Yes, Chewie has had training and is currently in an intermediate obedience class. His initial training was praise based (no treats) and lots of corrections. He did learn well, but we were not sure it was the right choice because of the choke collar and corrections involved and the lack of the thing (treats) that he would do anything for. So, after some research, signed him up for his current class which uses clicker training and treats. He responds wonderfully to this approach and although I didn't know if I would like the clicker training, I really love it. I like that it gives me a bit of extra time to get that reward (treat) to him because his response has already been marked with the clicker. The only thing here that is really different is they don't believe in the alpha or pack leader concept.

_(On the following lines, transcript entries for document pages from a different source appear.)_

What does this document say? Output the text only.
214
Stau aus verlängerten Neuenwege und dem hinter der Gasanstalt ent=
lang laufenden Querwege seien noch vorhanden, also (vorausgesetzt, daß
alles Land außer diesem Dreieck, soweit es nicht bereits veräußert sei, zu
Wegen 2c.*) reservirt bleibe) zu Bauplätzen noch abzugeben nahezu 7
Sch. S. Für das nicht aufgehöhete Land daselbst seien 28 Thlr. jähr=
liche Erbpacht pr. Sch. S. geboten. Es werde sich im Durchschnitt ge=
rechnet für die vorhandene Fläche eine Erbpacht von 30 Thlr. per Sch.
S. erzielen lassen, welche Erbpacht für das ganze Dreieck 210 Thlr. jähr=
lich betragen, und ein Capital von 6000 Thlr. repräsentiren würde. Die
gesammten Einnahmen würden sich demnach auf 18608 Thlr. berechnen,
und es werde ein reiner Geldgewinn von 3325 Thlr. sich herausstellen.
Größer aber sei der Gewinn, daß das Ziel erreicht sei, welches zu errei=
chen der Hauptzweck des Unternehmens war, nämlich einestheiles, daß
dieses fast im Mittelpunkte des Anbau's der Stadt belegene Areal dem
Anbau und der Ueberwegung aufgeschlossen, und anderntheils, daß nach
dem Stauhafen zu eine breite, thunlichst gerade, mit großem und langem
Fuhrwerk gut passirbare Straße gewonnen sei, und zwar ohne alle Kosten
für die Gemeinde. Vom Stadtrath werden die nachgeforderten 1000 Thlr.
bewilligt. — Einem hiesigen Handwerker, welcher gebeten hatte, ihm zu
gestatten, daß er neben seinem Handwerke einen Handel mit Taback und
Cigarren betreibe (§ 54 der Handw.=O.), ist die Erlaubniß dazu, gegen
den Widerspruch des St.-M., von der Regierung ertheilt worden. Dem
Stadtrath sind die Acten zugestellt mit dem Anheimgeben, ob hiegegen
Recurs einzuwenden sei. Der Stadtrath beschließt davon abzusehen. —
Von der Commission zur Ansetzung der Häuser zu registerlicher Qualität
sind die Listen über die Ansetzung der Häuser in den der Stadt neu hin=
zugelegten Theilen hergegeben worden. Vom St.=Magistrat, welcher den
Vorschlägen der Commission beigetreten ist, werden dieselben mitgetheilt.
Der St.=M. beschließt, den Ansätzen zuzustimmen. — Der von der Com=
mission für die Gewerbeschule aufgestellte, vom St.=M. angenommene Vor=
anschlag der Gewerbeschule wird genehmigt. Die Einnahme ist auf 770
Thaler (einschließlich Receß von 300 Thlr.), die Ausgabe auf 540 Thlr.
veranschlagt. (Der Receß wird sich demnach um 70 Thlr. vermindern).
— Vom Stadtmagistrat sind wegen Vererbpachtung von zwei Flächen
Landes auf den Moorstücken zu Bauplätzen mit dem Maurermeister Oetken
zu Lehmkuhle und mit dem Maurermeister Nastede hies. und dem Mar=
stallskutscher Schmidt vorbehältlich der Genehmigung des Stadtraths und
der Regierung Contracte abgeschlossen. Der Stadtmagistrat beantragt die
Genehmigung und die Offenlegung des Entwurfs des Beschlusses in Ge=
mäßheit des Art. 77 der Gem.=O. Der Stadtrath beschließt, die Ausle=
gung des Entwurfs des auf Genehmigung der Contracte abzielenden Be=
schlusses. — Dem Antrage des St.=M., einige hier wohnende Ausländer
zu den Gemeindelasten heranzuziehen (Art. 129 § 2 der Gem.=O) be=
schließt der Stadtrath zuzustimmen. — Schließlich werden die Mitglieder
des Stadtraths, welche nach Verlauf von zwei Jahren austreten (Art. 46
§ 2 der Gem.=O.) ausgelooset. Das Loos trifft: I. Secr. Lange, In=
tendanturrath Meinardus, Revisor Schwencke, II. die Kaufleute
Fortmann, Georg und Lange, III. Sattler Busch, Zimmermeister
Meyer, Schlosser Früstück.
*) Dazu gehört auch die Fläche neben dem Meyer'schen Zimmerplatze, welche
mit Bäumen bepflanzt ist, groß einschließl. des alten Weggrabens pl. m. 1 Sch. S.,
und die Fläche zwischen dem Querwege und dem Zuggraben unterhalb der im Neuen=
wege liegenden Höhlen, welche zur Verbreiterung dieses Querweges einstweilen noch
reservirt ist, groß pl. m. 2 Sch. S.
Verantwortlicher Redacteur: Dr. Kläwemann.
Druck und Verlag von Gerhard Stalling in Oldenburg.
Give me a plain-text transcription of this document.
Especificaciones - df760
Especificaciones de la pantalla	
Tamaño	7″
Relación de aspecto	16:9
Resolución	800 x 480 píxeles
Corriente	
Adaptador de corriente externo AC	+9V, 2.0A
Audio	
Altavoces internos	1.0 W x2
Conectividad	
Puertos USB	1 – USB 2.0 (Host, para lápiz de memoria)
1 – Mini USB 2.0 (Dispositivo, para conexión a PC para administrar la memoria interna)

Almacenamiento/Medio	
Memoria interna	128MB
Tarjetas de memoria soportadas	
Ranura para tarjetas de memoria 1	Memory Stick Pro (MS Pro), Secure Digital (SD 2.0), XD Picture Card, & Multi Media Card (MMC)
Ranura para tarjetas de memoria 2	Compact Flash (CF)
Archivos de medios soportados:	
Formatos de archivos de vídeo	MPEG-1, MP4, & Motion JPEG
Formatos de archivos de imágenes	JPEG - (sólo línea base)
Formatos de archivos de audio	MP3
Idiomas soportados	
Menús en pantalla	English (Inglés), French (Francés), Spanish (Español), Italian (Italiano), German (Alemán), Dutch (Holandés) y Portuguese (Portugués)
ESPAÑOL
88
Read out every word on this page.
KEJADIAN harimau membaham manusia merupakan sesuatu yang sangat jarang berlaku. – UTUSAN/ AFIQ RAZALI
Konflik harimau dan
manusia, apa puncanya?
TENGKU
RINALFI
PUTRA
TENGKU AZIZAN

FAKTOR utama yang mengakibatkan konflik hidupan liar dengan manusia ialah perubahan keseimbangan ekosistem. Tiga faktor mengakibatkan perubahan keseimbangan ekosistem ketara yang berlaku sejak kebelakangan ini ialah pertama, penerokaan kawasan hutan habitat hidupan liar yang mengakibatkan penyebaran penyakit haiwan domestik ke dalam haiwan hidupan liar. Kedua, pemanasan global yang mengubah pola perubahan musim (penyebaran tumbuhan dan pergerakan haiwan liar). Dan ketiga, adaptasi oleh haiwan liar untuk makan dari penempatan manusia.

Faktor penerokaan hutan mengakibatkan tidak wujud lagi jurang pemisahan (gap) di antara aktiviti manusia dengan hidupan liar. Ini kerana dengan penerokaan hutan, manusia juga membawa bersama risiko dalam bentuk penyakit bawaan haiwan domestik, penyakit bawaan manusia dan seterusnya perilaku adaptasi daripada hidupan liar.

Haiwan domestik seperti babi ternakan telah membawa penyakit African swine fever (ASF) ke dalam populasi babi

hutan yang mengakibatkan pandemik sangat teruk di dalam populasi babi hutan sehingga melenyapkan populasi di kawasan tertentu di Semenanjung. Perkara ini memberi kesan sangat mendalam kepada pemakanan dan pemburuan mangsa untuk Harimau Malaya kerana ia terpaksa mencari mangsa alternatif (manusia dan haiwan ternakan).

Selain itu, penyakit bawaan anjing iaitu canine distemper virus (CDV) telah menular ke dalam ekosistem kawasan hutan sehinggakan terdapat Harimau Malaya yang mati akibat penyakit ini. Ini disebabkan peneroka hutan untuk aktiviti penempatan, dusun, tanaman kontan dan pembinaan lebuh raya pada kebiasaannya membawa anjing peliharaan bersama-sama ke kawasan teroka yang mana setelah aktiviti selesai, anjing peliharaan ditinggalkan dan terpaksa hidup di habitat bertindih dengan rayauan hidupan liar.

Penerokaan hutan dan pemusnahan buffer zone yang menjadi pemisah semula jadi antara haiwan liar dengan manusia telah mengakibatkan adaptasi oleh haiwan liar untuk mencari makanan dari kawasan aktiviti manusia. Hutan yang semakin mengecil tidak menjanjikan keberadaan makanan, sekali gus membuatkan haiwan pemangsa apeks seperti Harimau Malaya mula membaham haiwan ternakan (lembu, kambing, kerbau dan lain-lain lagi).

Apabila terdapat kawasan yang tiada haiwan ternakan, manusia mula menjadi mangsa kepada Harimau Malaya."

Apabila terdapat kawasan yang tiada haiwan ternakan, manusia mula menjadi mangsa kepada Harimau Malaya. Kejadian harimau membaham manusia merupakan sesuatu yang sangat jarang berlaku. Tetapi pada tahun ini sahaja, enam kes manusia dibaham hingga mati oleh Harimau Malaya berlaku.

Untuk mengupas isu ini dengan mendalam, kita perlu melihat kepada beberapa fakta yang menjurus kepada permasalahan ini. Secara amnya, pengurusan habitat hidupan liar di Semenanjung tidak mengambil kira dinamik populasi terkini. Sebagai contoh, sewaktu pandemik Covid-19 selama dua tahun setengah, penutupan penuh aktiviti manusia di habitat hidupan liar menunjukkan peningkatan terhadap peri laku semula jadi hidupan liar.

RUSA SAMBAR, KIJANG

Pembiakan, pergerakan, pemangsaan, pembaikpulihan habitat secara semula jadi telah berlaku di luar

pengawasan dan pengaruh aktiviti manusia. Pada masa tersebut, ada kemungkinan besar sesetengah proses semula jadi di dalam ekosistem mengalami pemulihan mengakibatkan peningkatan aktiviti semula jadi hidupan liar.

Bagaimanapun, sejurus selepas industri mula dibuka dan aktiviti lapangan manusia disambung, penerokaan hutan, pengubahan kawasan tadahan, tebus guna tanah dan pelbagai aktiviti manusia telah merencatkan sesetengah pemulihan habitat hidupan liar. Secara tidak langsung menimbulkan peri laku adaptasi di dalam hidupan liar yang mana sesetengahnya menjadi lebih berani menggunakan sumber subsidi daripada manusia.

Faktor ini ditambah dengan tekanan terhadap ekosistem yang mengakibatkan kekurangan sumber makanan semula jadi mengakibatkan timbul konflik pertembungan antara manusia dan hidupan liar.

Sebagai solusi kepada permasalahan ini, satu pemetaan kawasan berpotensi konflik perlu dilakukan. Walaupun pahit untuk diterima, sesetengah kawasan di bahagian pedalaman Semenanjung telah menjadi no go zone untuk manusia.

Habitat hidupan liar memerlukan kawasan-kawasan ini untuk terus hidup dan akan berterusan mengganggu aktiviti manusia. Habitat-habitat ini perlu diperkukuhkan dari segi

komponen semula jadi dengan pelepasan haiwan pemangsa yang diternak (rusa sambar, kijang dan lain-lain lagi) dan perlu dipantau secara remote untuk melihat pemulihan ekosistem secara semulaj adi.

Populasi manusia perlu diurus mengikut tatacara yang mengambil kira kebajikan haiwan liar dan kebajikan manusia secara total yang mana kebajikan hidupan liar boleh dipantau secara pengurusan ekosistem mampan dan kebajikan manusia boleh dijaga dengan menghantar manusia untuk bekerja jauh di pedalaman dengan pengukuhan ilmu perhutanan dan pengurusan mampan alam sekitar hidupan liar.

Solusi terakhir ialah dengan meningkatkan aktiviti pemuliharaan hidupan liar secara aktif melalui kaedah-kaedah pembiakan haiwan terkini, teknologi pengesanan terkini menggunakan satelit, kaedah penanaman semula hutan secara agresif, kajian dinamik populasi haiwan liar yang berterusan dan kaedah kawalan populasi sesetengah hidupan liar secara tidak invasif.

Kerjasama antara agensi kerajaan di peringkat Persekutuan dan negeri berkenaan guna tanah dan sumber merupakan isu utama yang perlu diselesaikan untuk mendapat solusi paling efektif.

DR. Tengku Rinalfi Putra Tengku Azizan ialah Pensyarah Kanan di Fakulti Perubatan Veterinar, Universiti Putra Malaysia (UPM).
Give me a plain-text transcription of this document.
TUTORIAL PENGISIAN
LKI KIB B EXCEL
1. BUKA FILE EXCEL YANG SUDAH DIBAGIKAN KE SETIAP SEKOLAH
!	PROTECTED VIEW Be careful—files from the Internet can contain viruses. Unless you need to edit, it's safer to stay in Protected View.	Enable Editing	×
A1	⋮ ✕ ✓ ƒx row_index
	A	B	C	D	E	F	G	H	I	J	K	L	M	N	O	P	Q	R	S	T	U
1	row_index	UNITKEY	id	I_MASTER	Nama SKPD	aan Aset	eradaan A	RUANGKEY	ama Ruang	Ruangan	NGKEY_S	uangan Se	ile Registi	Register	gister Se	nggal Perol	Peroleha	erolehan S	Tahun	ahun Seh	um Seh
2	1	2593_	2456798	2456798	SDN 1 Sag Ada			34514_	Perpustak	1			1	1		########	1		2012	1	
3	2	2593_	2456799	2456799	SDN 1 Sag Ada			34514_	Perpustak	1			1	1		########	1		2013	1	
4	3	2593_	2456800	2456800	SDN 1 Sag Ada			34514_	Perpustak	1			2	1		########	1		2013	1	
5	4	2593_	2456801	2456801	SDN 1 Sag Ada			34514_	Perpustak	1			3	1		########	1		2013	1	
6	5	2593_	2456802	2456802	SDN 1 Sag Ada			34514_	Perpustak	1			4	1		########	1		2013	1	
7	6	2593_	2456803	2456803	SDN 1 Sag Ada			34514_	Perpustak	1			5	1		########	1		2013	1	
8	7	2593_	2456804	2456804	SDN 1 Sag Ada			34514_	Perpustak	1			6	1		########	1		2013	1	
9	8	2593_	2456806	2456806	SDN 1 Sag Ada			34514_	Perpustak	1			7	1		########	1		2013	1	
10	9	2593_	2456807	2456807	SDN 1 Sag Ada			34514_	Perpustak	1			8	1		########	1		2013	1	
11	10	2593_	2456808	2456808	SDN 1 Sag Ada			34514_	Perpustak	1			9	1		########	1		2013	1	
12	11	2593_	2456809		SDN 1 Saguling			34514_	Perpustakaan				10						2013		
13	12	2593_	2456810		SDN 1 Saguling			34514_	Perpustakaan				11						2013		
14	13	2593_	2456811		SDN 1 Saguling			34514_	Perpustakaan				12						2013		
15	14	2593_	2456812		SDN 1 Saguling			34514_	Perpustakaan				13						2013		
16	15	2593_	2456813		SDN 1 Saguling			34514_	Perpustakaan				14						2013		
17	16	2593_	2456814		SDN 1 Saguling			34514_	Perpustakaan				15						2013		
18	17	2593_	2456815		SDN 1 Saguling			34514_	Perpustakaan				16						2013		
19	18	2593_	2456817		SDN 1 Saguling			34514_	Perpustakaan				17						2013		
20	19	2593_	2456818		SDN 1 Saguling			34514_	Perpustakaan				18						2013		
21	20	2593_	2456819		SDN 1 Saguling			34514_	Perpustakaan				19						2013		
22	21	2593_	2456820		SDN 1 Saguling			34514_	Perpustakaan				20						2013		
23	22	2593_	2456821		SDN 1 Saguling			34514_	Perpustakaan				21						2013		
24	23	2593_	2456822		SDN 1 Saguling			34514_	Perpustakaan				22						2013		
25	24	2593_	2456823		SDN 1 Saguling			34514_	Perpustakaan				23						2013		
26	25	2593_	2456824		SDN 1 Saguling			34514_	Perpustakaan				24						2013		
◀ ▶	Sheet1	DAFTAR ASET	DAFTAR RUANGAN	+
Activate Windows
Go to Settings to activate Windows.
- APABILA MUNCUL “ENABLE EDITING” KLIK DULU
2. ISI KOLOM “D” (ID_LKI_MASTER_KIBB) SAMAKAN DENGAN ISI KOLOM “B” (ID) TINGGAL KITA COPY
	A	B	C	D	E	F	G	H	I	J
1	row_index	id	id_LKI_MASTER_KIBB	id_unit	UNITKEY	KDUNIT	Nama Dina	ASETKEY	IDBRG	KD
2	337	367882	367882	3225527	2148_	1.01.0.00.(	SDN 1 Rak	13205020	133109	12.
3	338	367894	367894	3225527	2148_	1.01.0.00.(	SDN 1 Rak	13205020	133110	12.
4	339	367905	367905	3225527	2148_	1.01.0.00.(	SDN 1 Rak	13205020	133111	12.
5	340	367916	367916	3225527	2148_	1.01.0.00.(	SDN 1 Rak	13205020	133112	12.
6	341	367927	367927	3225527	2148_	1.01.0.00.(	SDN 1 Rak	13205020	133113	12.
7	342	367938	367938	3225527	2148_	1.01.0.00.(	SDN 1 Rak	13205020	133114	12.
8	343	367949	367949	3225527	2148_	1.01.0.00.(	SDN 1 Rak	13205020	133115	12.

Chewie knows most basic commands...sit, stay, down, leave-it, drop-it (only with treats)...we just need to expand on the duration and distraction. He walks fairly well on leash, but will pull if really distracted by something and does heel and heel/sit with some consistency.

We have often thought that his behavior becomes a problem when he is tired. For instance, yesterday he was at daycare from 11 - 4, I picked him up and went to my daughter's. He really didn't rest much, playing with the kids, and all. I even remarked to my daughter how everyone says their dogs come home from daycare and literally pass out and here's Chewie still full of energy and ready to play...kinda of like the little kid who doesn't want to go to sleep, but is so tired...often resulting in not the greatest behavior. By the time we left, it was 8:00...he had to be exhausted.

Anyway, again I so appreciate your caring responses...definitely instills some confidence and motivation I lost last night and I am feeling better today. I really thought I was so prepared to get a puppy...lots of reading/research, etc. We didn't take the first puppy available, researched breeders and waited six months for his liter to be born. I guess just like there is no perfect dog, there is no perfect owner. I know I need to not only provide the training, but to pick up the pace hopefully resulting in reversing this behavior. I know the reward will be tremendous...it already is in so many ways! :)
I think you will find the new training (clicker and treat) may work better for you. It is a very positive experience - keep your head and and move forward! It will get better.
Sounds like you are really listening to the advice you are being given - Kudos to you!!!
Glad to hear your 2nd class/trainer works with positive training - I believe you get more results with treats then with corrections. Charli is now getting into the bratty stage of 'I know you said drop it but really, NO' and runs away. It is my fault - we finished Puppy Grad class 2 weeks ago and I have not worked with her - or Samantha for that matter. Back to work as of today.
I love the advice you got on reminding Chewie that YOU are in charge, you walk in first, he must wait until you ALLOW him to go up the steps, eat his food, go potty, snuggle, whatever!!
I think you are right that he is just a puppy and was just so exhausted that he forgot his manners BUT...
that is just unacceptable behavior. Please keep us posted.
Laura-

Have you thought about hiring the trainer from your class (given you like him/her enough to do this) to do a private session or two to just address this concern? We did that when Nugget was young to work on her leash walking and it worked very well.

Susan
Yes, actually not the trainer, but the owner of the training academy. We had heard of her, had her out, liked her and that's how we learned of the classes. The person who teaches the class, trained under her and they are both very good and very likeable. I do think we will have her out again to see what further advice she can offer.